British educator claims Brexit is disastrous for many
There are ongoing fears among many in Britain that when the United Kingdom's (UK) exit from the European Union (EU) is finalised, disaster could break out in the former empire.
This according to a British university professor who was speaking with The Gleaner recently during Global Media and Literacy Week at the Jamaica Conference Centre in downtown Kingston.
Marcus Leaning, professor of digital media education at the University of Winchester in Britain, said that Britain's exit from the EU, known as Brexit, could turn out to be disastrous.
"It is a real big problem that has kind of unleashed monsters in Britain. Since Brexit, there have been far more racist attacks, there has been more anti-foreign feeling and there has been a complete rejection of the idea of the European Union," Leaning said.
He added: "The UK is an interesting country geographically.

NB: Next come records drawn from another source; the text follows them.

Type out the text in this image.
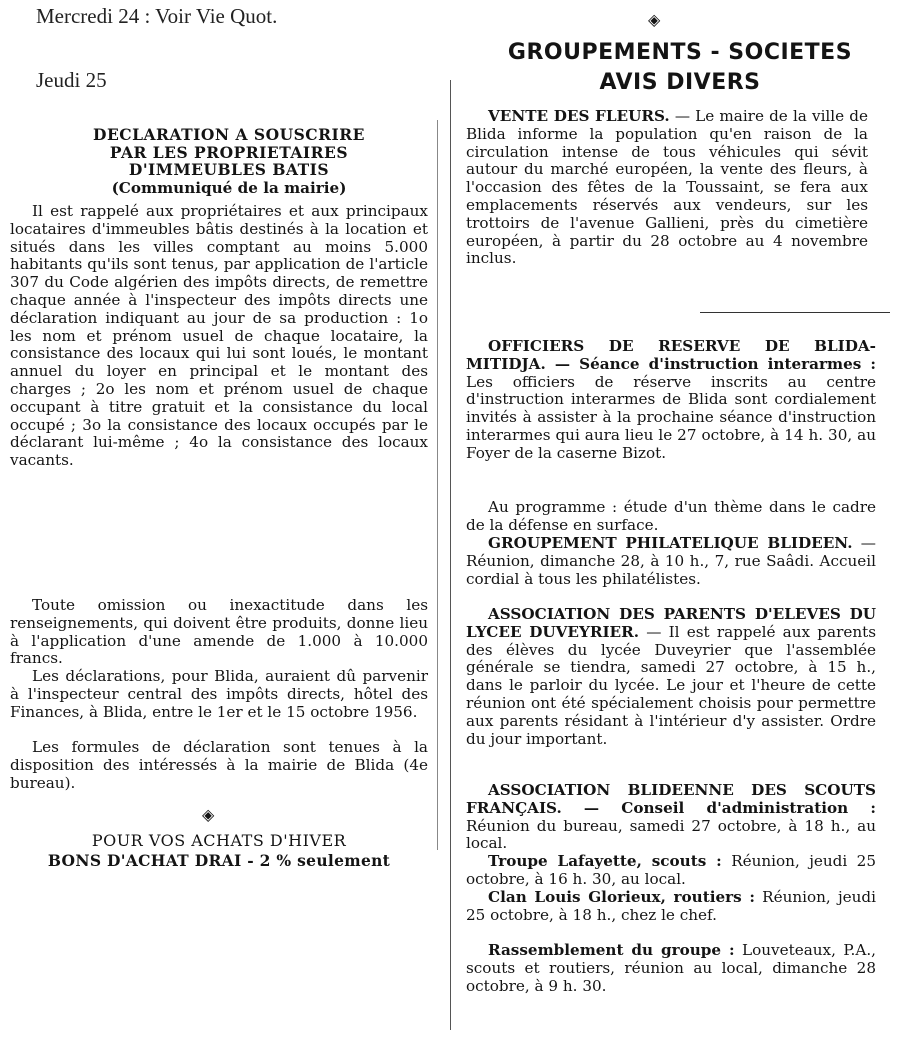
Mercredi 24 : Voir Vie Quot.
Jeudi 25
DECLARATION A SOUSCRIRE
PAR LES PROPRIETAIRES
D'IMMEUBLES BATIS
(Communiqué de la mairie)
Il est rappelé aux propriétaires et aux principaux locataires d'immeubles bâtis destinés à la location et situés dans les villes comptant au moins 5.000 habitants qu'ils sont tenus, par application de l'article 307 du Code algérien des impôts directs, de remettre chaque année à l'inspecteur des impôts directs une déclaration indiquant au jour de sa production : 1o les nom et prénom usuel de chaque locataire, la consistance des locaux qui lui sont loués, le montant annuel du loyer en principal et le montant des charges ; 2o les nom et prénom usuel de chaque occupant à titre gratuit et la consistance du local occupé ; 3o la consistance des locaux occupés par le déclarant lui-même ; 4o la consistance des locaux vacants.
Toute omission ou inexactitude dans les renseignements, qui doivent être produits, donne lieu à l'application d'une amende de 1.000 à 10.000 francs.
Les déclarations, pour Blida, auraient dû parvenir à l'inspecteur central des impôts directs, hôtel des Finances, à Blida, entre le 1er et le 15 octobre 1956.
Les formules de déclaration sont tenues à la disposition des intéressés à la mairie de Blida (4e bureau).
◈
POUR VOS ACHATS D'HIVER
BONS D'ACHAT DRAI - 2 % seulement
◈
GROUPEMENTS - SOCIETES
AVIS DIVERS
VENTE DES FLEURS. — Le maire de la ville de Blida informe la population qu'en raison de la circulation intense de tous véhicules qui sévit autour du marché européen, la vente des fleurs, à l'occasion des fêtes de la Toussaint, se fera aux emplacements réservés aux vendeurs, sur les trottoirs de l'avenue Gallieni, près du cimetière européen, à partir du 28 octobre au 4 novembre inclus.
OFFICIERS DE RESERVE DE BLIDA-MITIDJA. — Séance d'instruction interarmes : Les officiers de réserve inscrits au centre d'instruction interarmes de Blida sont cordialement invités à assister à la prochaine séance d'instruction interarmes qui aura lieu le 27 octobre, à 14 h. 30, au Foyer de la caserne Bizot.
Au programme : étude d'un thème dans le cadre de la défense en surface.
GROUPEMENT PHILATELIQUE BLIDEEN. — Réunion, dimanche 28, à 10 h., 7, rue Saâdi. Accueil cordial à tous les philatélistes.
ASSOCIATION DES PARENTS D'ELEVES DU LYCEE DUVEYRIER. — Il est rappelé aux parents des élèves du lycée Duveyrier que l'assemblée générale se tiendra, samedi 27 octobre, à 15 h., dans le parloir du lycée. Le jour et l'heure de cette réunion ont été spécialement choisis pour permettre aux parents résidant à l'intérieur d'y assister. Ordre du jour important.
ASSOCIATION BLIDEENNE DES SCOUTS FRANÇAIS. — Conseil d'administration : Réunion du bureau, samedi 27 octobre, à 18 h., au local.
Troupe Lafayette, scouts : Réunion, jeudi 25 octobre, à 16 h. 30, au local.
Clan Louis Glorieux, routiers : Réunion, jeudi 25 octobre, à 18 h., chez le chef.
Rassemblement du groupe : Louveteaux, P.A., scouts et routiers, réunion au local, dimanche 28 octobre, à 9 h. 30.
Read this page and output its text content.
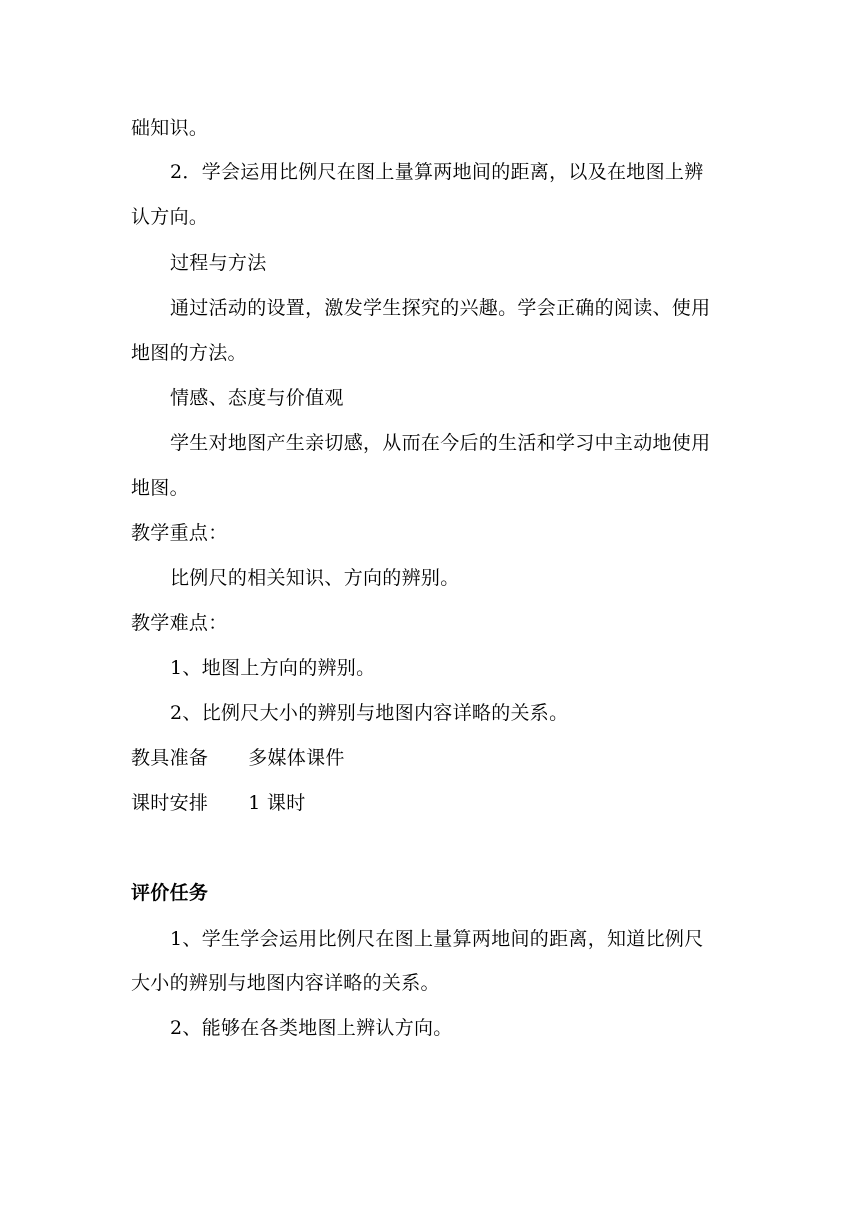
础知识。
2．学会运用比例尺在图上量算两地间的距离，以及在地图上辨
认方向。
过程与方法
通过活动的设置，激发学生探究的兴趣。学会正确的阅读、使用
地图的方法。
情感、态度与价值观
学生对地图产生亲切感，从而在今后的生活和学习中主动地使用
地图。
教学重点：
比例尺的相关知识、方向的辨别。
教学难点：
1、地图上方向的辨别。
2、比例尺大小的辨别与地图内容详略的关系。
教具准备 多媒体课件
课时安排 1 课时
评价任务
1、学生学会运用比例尺在图上量算两地间的距离，知道比例尺
大小的辨别与地图内容详略的关系。
2、能够在各类地图上辨认方向。
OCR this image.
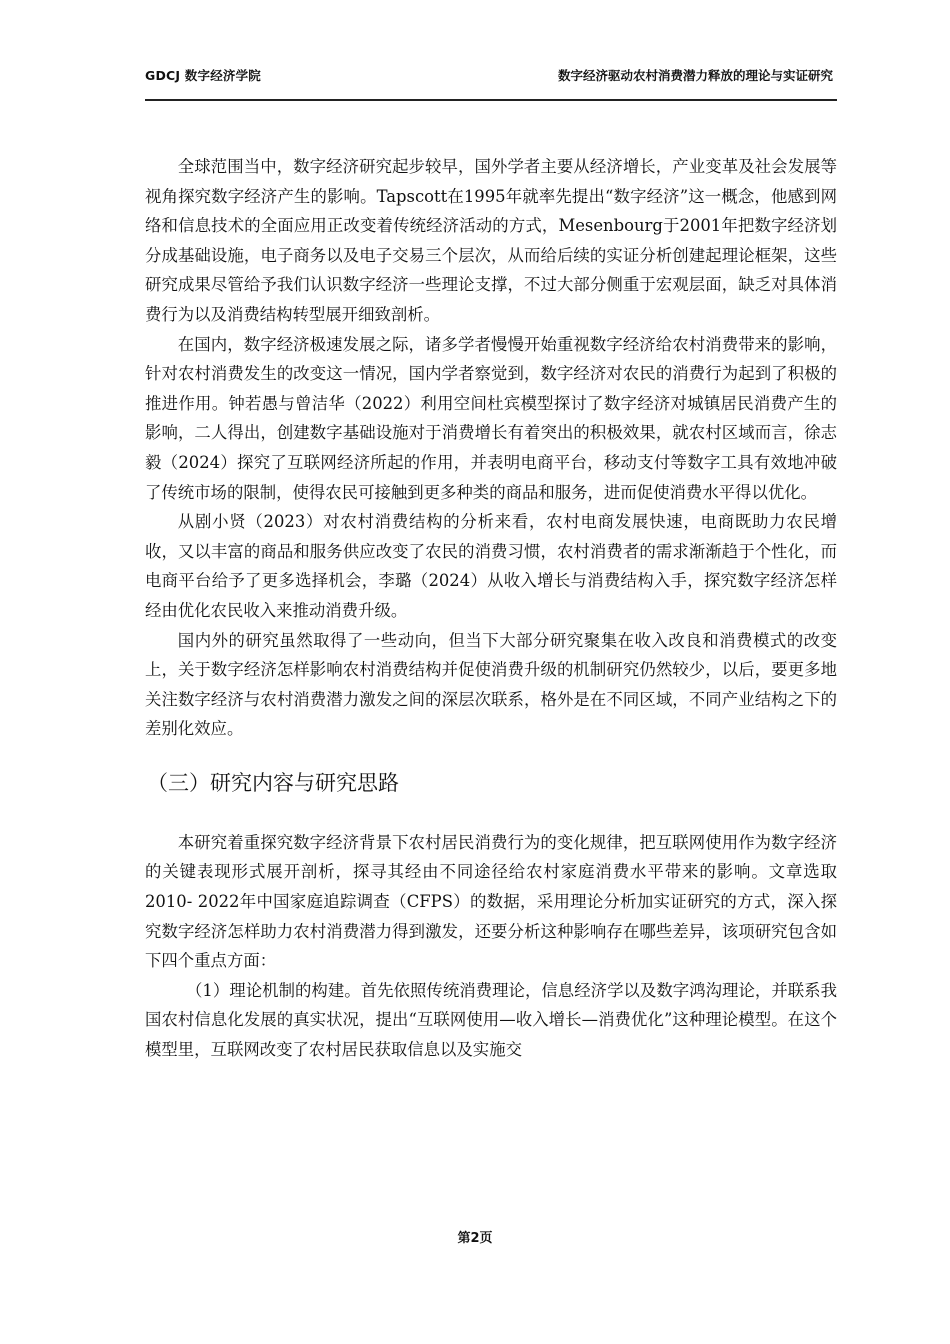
GDCJ 数字经济学院	数字经济驱动农村消费潜力释放的理论与实证研究

全球范围当中，数字经济研究起步较早，国外学者主要从经济增长，产业变革及社会发展等视角探究数字经济产生的影响。Tapscott在1995年就率先提出“数字经济”这一概念，他感到网络和信息技术的全面应用正改变着传统经济活动的方式，Mesenbourg于2001年把数字经济划分成基础设施，电子商务以及电子交易三个层次，从而给后续的实证分析创建起理论框架，这些研究成果尽管给予我们认识数字经济一些理论支撑，不过大部分侧重于宏观层面，缺乏对具体消费行为以及消费结构转型展开细致剖析。

在国内，数字经济极速发展之际，诸多学者慢慢开始重视数字经济给农村消费带来的影响，针对农村消费发生的改变这一情况，国内学者察觉到，数字经济对农民的消费行为起到了积极的推进作用。钟若愚与曾洁华（2022）利用空间杜宾模型探讨了数字经济对城镇居民消费产生的影响，二人得出，创建数字基础设施对于消费增长有着突出的积极效果，就农村区域而言，徐志毅（2024）探究了互联网经济所起的作用，并表明电商平台，移动支付等数字工具有效地冲破了传统市场的限制，使得农民可接触到更多种类的商品和服务，进而促使消费水平得以优化。

从剧小贤（2023）对农村消费结构的分析来看，农村电商发展快速，电商既助力农民增收，又以丰富的商品和服务供应改变了农民的消费习惯，农村消费者的需求渐渐趋于个性化，而电商平台给予了更多选择机会，李璐（2024）从收入增长与消费结构入手，探究数字经济怎样经由优化农民收入来推动消费升级。

国内外的研究虽然取得了一些动向，但当下大部分研究聚集在收入改良和消费模式的改变上，关于数字经济怎样影响农村消费结构并促使消费升级的机制研究仍然较少，以后，要更多地关注数字经济与农村消费潜力激发之间的深层次联系，格外是在不同区域，不同产业结构之下的差别化效应。

（三）研究内容与研究思路

本研究着重探究数字经济背景下农村居民消费行为的变化规律，把互联网使用作为数字经济的关键表现形式展开剖析，探寻其经由不同途径给农村家庭消费水平带来的影响。文章选取2010- 2022年中国家庭追踪调查（CFPS）的数据，采用理论分析加实证研究的方式，深入探究数字经济怎样助力农村消费潜力得到激发，还要分析这种影响存在哪些差异，该项研究包含如下四个重点方面：

（1）理论机制的构建。首先依照传统消费理论，信息经济学以及数字鸿沟理论，并联系我国农村信息化发展的真实状况，提出“互联网使用—收入增长—消费优化”这种理论模型。在这个模型里，互联网改变了农村居民获取信息以及实施交

第2页
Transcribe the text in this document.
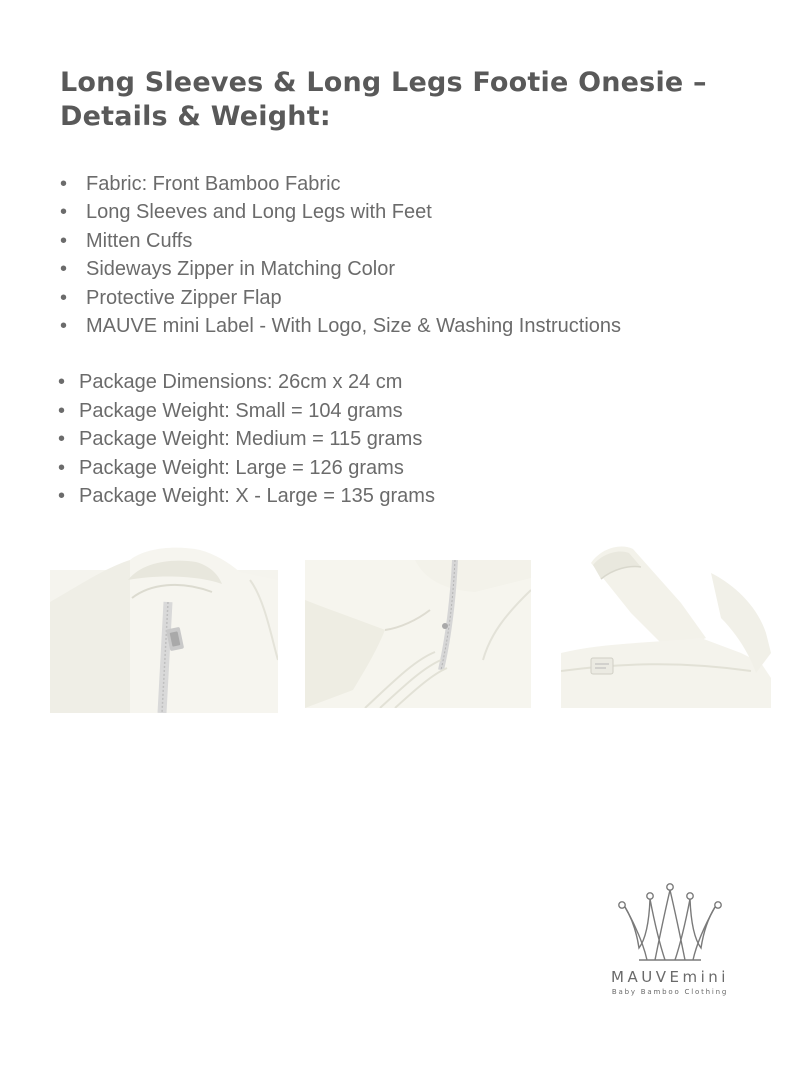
Long Sleeves & Long Legs Footie Onesie –
Details & Weight:
• Fabric: Front Bamboo Fabric
• Long Sleeves and Long Legs with Feet
• Mitten Cuffs
• Sideways Zipper in Matching Color
• Protective Zipper Flap
• MAUVE mini Label - With Logo, Size & Washing Instructions
• Package Dimensions: 26cm x 24 cm
• Package Weight: Small = 104 grams
• Package Weight: Medium = 115 grams
• Package Weight: Large = 126 grams
• Package Weight: X - Large = 135 grams
MAUVEmini
Baby Bamboo Clothing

Also, it is a former empire and there is a kind of feeling from a group of rich people that they should be in charge. There is also lots of poverty now in the UK. Since 2007, when there was a financial crash, they cut social security right back. They've cut loads of public services and there is very little public housing now."
Said the professor: "A lot of people who don't come from affluent backgrounds have been suffering for 10 years now, and then Brexit comes along. The press then blames Europe and says we are sending all our money to Europe. There were a lot of feelings like we don't want immigration and we don't like Europe telling us what to do. There is the perception that European law is higher than British national law and the press didn't like this."
... No escape from payments to EU with Brexit
British educator Marcus Leaning has noted that the majority of United Kingdom (UK) voters' main justification for leaving the European Union (EU) has proven false.
"When we leave, it will be very bad, but it also depends on the deal they strike. A lot of the Brexit team was saying, 'let's leave the European Union and then we don't have to send the European Union £350 million a week. It wasn't true (it's far less), but that was a big campaign thing," Leaning, a professor at the University of Winchester, told The Gleaner recently.
"Now it turns out that when you leave, you have to pay money to the EU, because you can't just say 'I am not paying anymore' and walk out the door. You have to honour your commitments. That's 50 years of law and they are going to tear it up in two years."
He said: "Now they don't know how much they have to pay the EU. The EU says how much, and Theresa May (Britain's prime minister) says we will offer £20 billion. EU said that is not enough. Estimates say it may even be £60 to £80 billion to get out. That is a staggering amount. The idea behind Brexit was to save money, but it is going to cost an awful lot of money. To stay, it costs nothing more than normal. Now there is fighting inside the Government."
BOUNDARIES VISIBLE AFTER BREXIT
Currently, members of the EU do not require visas to travel around within the union, which includes Britain. Once Brexit is complete, borders and trade barriers will come into play.
"Right now, you need a passport but you don't need visas. You could go from Ireland through England, then into France, Germany, Belgium, Netherlands, Spain, Italy and Portugal. Now (with Brexit) there will be borders between France and the UK, and Northern Ireland and the Republic of Ireland. If you are a business, you employ people from abroad. Businesses are no longer based in one country in Europe. It is scattered across. Suddenly, your staff won't be able to move, and suddenly you can't move money and it will happen overnight. Also, there is the issue of trade. Before, you could ship goods across international boundaries within Europe with no problems. Now there is going to be a boundary. Every ferry that comes in will have to be searched. Now, we have no customs between the UK and Europe," Leaning said.